You should consider referencing when:
A document is frequently accessed but contains data that is rarely used. Embedding would only increase in-memory requirements, so referencing may make more sense.
A part of a document is frequently updated and keeps getting longer, while the remainder of the document is relatively static.
The document size exceeds MongoDB’s 16MB document limit. This could occur when modeling many:1 relationships, such as product reviews:product, for example.
As with most databases, MongoDB performs best when an application’s working set (e.g., indices and frequently accessed data) fits in memory without issue. While other factors play a part in performance, RAM size is obviously the most important consideration for instance sizing.
When an application’s working set fits in RAM, read activity from the disk should be low. But if your working set exceeds the RAM of the instance size or server, read activity will begin to shoot up. If you notice this happening, you may be able to solve the problem by moving over to a larger instance with more memory.
Or you could partition (shard) your database across multiple servers (more on this later).
Properly sizing your working set is crucial whether you’re running MongoDB Atlas or managing MongoDB yourself. If you’re using Atlas, remember to always review your Atlas sizing and tier selection documentation to properly calculate the size of your working set.
It’s worth pointing out that in MongoDB Atlas, scaling memory is automated and straightforward. You can opt into cluster tier auto-scaling, for example, which automatically adjusts compute capacity in response to real-time changes in application demands.
No discussion of increased performance or horizontal scaling is complete without mentioning replication, which increases data availability via horizontal scaling. Replication can lead to better performance and also offers redundancy, which provides more security.
In MongoDB, replication is accomplished via replica sets that allow developers to copy data from a primary server or node across multiple secondaries. This allows your application to run some queries on secondaries instead of the primary, avoiding contention and leading to improved load balancing.
Replica sets provide several advantages to MongoDB developers:
Redundancy and data availability: Replication can be very helpful in case of disastrous events like hardware failures or server crashes.
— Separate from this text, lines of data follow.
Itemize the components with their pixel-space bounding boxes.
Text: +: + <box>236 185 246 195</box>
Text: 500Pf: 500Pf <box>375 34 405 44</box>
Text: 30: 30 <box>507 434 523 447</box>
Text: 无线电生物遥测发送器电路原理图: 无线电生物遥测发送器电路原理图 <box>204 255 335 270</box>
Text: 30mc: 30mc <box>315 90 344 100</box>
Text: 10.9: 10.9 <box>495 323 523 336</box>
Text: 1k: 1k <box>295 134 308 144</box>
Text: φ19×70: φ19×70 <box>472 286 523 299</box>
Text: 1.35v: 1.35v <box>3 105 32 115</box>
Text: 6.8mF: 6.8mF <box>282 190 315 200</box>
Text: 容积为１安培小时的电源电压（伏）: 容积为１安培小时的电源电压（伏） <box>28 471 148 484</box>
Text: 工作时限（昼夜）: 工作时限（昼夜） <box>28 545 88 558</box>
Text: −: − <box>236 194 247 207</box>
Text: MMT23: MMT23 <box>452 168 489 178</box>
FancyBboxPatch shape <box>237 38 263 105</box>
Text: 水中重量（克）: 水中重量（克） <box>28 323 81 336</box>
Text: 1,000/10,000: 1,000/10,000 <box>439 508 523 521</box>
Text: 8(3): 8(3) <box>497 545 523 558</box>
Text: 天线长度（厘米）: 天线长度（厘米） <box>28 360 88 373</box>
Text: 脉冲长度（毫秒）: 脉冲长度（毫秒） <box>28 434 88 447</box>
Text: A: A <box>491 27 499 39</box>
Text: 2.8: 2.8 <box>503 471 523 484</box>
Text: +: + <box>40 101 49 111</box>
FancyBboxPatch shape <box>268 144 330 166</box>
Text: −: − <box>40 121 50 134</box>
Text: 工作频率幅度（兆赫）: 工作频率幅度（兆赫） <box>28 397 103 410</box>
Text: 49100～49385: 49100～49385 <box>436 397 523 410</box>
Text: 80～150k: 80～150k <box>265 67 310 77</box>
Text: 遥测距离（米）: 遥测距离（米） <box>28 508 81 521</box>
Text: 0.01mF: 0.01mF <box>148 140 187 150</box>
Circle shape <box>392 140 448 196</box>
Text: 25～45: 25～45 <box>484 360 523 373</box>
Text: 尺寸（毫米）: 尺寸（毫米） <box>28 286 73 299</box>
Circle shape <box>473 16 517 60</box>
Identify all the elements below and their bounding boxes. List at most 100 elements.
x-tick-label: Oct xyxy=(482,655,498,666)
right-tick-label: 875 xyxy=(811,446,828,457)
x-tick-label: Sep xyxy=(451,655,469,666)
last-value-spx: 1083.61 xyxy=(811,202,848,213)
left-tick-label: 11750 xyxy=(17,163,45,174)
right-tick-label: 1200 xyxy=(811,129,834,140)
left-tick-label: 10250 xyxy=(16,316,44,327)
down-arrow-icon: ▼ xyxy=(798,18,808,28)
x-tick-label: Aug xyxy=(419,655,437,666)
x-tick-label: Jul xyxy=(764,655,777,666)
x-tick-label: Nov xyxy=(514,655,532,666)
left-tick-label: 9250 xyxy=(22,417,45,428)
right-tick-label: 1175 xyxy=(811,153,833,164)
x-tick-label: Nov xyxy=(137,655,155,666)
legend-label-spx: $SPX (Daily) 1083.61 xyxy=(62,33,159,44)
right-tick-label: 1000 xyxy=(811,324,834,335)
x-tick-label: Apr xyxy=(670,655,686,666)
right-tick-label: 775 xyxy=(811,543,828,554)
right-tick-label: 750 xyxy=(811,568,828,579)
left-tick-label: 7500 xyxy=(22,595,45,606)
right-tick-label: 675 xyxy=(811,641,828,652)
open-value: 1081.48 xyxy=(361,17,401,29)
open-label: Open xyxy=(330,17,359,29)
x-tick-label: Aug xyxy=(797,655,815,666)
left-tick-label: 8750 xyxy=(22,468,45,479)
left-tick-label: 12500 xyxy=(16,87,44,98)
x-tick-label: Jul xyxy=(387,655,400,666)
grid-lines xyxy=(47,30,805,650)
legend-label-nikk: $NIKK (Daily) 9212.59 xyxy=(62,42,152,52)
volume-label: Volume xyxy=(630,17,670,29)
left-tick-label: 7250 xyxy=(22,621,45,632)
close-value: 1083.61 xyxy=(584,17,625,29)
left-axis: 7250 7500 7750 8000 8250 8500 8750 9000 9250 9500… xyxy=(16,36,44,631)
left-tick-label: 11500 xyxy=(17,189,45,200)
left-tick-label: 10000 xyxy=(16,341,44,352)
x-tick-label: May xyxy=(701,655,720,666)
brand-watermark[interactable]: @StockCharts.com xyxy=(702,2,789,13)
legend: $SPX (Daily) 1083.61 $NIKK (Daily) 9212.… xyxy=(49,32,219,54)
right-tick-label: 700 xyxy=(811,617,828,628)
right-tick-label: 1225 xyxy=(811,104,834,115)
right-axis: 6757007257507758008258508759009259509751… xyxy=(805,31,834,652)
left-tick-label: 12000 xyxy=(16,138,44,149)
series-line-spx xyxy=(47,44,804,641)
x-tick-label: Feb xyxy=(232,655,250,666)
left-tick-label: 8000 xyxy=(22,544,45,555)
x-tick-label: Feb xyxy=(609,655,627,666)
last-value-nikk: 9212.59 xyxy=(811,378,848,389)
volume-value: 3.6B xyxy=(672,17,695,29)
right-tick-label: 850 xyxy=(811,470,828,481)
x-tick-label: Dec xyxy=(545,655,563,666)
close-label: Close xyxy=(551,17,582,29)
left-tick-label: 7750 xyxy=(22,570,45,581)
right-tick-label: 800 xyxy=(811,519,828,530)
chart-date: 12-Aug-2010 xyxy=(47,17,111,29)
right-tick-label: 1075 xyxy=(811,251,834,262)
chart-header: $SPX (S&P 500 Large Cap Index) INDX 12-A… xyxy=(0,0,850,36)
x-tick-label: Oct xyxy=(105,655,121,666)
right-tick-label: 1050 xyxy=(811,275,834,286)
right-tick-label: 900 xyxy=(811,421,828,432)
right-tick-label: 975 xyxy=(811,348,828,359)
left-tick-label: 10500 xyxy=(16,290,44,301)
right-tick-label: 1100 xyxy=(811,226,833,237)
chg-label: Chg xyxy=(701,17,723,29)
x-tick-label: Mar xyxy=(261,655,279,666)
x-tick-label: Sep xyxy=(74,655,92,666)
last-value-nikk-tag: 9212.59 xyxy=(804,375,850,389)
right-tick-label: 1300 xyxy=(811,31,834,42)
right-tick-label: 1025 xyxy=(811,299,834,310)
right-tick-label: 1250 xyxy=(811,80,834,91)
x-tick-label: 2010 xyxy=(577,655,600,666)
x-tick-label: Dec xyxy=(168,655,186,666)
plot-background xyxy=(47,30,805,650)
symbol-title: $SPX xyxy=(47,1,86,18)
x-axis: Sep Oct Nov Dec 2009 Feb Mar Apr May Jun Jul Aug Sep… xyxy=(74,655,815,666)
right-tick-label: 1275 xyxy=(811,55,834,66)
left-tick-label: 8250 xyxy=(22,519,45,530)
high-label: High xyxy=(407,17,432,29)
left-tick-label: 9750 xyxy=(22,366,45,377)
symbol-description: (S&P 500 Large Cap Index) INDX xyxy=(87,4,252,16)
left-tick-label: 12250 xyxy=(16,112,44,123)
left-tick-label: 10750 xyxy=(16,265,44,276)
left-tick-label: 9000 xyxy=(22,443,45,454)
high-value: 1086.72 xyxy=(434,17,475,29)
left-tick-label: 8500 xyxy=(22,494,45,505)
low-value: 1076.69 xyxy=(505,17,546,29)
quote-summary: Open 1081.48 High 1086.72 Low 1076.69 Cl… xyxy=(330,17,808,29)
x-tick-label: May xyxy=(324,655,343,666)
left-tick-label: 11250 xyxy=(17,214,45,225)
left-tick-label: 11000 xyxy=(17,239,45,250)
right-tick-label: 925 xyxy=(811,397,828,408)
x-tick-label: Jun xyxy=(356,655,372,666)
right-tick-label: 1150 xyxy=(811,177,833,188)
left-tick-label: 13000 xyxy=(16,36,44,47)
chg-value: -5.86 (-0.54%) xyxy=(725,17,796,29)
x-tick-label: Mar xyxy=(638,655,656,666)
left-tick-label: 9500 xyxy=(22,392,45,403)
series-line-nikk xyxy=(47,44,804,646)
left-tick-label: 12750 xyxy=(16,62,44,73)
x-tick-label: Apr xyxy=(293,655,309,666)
Should a primary node fail, an election process will automatically elect a new primary node from the remaining secondary nodes.
Load sharing: Replica sets offer better scalability for your applications. As an example, developers can configure their applications to read from multiple servers to help with load balancing among replica sets.
Data locality: In terms of performance, replication also improves latency for read usage. If you have the same data spread out across multiple servers, that data can be accessed at the location closest to the end user.
Sharded clusters in MongoDB are another way to potentially improve performance. Like replication, sharding is a way to distribute large data sets across multiple servers. Using what’s called a shard key, developers can copy pieces of data (or “shards”) across multiple servers. These servers work together to utilize all of the data.
Sharding comes with several advantages, including horizontal scaling for reads/writes as well as increased storage capacity and higher availability.
Once again, this is a non-comprehensive list of the top performance best practices for MongoDB. As any experienced database developer will tell you, there are a thousand and one things you can do to improve performance—and they all depend on your exact application.
More importantly, always remember that appropriate data modeling, indexing, embedding, and referencing are basic considerations. Assuming you know the query patterns of your application well, you’ll find that you can get solid performance and a lot of extra mileage out of the distributed and replicated nature of MongoDB.
If all else fails...did we mention that MongoDB Atlas also has a built-in Performance Advisor? It can make your life a whole lot easier if you’re not sure where to start.